In a month overflowing with superb mysteries and thrillers, a deliciously evil boarding school-set thriller and a pitch-perfect espionage novel rise to the top.
Love gone terribly wrong is at the heart of two paranoid thrillers that ask: Is a fresh start possible if you don’t fully reckon with the past? Two female protagonists contend with corrosive lies, nefarious intentions and gaslighting galore as they struggle to drag long-buried secrets into the light.
Reading Darby Kane’s The Replacement Wife is like looking at the world through a window that’s blurry with the lingering fingerprints of traumas past and suspicions present.
Narrator Elisa Wright spends her days feeling fragile and distressed, still reeling from a horrific event at her workplace 11 months ago. But things have been looking up: She’s focusing on caring for her son, Nate, and has even ventured out of the house for an occasional errand or lunch with her husband, Harris.
Despite these improvements, Elisa grapples with a disturbing question that her gut won’t let her push aside. Is her brother-in-law Josh a good guy with very bad luck . . . or is he a charming sociopath with a penchant for murdering women he professes to love?
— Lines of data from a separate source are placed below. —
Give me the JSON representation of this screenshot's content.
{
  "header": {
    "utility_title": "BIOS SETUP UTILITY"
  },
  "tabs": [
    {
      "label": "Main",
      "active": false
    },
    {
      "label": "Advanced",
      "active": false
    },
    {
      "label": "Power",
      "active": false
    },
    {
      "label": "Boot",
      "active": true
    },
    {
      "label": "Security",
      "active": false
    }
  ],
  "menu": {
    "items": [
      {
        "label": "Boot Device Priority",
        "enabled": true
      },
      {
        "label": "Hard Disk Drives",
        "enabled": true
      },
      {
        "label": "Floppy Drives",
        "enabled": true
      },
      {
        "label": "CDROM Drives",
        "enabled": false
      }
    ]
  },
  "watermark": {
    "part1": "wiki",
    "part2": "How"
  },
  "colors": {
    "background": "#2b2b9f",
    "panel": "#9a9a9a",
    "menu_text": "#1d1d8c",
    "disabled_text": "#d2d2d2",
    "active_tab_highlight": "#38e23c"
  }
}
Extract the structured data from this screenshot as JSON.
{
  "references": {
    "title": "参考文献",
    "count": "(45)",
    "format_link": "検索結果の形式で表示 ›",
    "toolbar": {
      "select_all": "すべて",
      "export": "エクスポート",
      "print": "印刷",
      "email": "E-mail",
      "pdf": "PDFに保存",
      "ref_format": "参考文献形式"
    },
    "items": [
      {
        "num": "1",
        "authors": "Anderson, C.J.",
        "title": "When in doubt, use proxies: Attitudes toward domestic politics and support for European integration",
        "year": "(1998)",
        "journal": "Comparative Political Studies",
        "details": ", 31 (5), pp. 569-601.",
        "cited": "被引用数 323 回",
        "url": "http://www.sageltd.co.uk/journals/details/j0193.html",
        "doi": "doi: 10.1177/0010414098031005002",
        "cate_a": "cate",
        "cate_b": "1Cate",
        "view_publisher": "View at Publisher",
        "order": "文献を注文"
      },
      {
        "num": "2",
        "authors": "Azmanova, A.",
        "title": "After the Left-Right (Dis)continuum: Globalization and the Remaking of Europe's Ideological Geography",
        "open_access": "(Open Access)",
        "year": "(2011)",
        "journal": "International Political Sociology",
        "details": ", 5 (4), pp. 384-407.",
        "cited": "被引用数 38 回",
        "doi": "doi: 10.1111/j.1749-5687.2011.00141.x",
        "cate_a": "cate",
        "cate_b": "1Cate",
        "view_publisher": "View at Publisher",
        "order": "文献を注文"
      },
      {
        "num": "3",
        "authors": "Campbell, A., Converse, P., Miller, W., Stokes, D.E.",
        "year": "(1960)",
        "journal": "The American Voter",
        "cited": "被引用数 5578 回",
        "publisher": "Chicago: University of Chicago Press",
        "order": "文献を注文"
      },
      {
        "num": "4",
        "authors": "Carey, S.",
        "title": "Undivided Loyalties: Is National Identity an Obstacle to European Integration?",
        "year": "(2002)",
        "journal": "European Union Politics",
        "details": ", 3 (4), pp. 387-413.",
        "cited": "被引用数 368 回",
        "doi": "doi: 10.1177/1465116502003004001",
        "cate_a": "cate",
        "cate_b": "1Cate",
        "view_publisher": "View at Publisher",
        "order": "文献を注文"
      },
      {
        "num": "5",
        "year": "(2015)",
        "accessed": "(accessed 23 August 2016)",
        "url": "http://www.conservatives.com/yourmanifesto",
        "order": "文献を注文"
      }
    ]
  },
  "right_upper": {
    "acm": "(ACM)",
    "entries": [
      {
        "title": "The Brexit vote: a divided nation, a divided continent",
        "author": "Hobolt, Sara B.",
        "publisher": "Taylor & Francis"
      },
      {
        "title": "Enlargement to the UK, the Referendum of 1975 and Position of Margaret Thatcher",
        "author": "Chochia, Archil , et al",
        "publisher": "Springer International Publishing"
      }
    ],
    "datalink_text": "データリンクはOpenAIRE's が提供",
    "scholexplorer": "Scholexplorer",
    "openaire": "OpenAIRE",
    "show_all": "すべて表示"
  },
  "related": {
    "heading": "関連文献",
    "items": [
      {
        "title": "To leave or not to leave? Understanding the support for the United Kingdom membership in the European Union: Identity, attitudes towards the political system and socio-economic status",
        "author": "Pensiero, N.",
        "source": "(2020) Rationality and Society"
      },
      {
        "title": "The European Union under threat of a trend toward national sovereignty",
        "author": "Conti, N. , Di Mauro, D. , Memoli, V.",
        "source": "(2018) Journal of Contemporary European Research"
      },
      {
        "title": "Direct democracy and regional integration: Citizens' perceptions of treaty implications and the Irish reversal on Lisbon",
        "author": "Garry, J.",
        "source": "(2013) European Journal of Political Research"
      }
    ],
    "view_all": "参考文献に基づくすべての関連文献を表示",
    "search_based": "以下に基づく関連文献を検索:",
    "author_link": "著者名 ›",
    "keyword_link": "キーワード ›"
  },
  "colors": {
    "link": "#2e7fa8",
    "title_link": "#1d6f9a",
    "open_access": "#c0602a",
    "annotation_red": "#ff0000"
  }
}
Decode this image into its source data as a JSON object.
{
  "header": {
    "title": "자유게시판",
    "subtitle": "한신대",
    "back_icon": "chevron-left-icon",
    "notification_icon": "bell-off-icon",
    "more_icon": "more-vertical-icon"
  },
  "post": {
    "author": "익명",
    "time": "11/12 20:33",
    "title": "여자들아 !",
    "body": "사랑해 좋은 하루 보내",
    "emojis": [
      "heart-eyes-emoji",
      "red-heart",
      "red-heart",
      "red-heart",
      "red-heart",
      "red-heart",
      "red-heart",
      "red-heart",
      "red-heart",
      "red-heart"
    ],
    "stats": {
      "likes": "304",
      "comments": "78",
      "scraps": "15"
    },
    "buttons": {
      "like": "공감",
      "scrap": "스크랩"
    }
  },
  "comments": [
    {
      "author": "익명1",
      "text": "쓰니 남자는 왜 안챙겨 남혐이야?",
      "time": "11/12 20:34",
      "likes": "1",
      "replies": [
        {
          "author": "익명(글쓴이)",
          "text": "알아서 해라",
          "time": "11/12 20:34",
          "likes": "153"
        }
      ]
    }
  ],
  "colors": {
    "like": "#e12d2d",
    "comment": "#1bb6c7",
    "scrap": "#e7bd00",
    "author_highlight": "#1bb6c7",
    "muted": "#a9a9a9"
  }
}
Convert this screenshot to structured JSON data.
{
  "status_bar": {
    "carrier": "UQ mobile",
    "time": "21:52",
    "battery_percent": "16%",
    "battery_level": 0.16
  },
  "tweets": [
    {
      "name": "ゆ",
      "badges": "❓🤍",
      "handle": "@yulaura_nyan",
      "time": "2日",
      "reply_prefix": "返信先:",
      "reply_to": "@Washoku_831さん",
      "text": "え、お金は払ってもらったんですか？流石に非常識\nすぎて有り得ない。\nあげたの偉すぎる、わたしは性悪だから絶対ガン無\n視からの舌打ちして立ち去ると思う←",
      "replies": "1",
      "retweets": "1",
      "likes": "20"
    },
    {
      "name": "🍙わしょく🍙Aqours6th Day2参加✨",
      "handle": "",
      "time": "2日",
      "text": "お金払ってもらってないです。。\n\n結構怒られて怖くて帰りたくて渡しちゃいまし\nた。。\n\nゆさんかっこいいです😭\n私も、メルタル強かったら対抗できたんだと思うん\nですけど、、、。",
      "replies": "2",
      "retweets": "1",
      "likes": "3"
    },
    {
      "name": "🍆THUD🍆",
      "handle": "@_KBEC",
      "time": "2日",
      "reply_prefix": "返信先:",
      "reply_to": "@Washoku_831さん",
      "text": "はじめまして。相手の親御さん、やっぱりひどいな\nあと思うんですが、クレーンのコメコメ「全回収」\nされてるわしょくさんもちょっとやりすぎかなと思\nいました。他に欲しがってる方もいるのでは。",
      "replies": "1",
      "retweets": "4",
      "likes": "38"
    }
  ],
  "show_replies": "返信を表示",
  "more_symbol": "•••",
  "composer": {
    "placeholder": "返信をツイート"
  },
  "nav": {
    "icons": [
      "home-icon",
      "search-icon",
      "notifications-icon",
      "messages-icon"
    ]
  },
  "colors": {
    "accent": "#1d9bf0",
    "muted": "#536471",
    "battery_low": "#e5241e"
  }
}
Elisa knows it’s a wild-sounding train of thought, one Harris is extra-loath to entertain because his and Josh’s lives are so enmeshed. But she’s always wondered if there was more to the story Josh told them when his fiancée, Abby, disappeared seven months ago, leaving without a goodbye to Elisa, her close friend. Now Josh has a new girlfriend named Rachel with whom he’s already quite serious. Does Rachel know about Abby—or Candace, Josh’s wife who died in an accident at home?
Determined to protect Rachel, Elisa struggles to appear supportive of the new relationship while searching for clues and clarity. It isn’t easy, especially with everyone looking askance at her whenever she wants privacy (read: an opportunity for serious snooping). She can’t tell if she’s paranoid, or getting close to a terrible reality.
Kane has created a compellingly claustrophobic thriller rife with gleeful misdirects, possible gaslighting and plenty of damaging secrets. Readers will feel dizzy and disoriented right along with Elisa as she tries to discern whether her instincts are steering her in the right direction or putting her in the path of danger, all while hoping against hope that she’ll figure it out before it’s too late for Rachel—or herself.
The three women in Leah Konen’s The Perfect Escape venture farther from home than Elisa does, but not as far as they’d like.
Sam, Margaret and Diana don’t know each other that well, but they’ve bonded over a few months of intense venting and drinking sessions concerning the sad state of their respective relationships. A Saratoga Springs girls’ weekend, complete with spa treatments and margaritas, sounds like a logical next step in their quest to shake off the tarnish left by love’s demise. What could go wrong?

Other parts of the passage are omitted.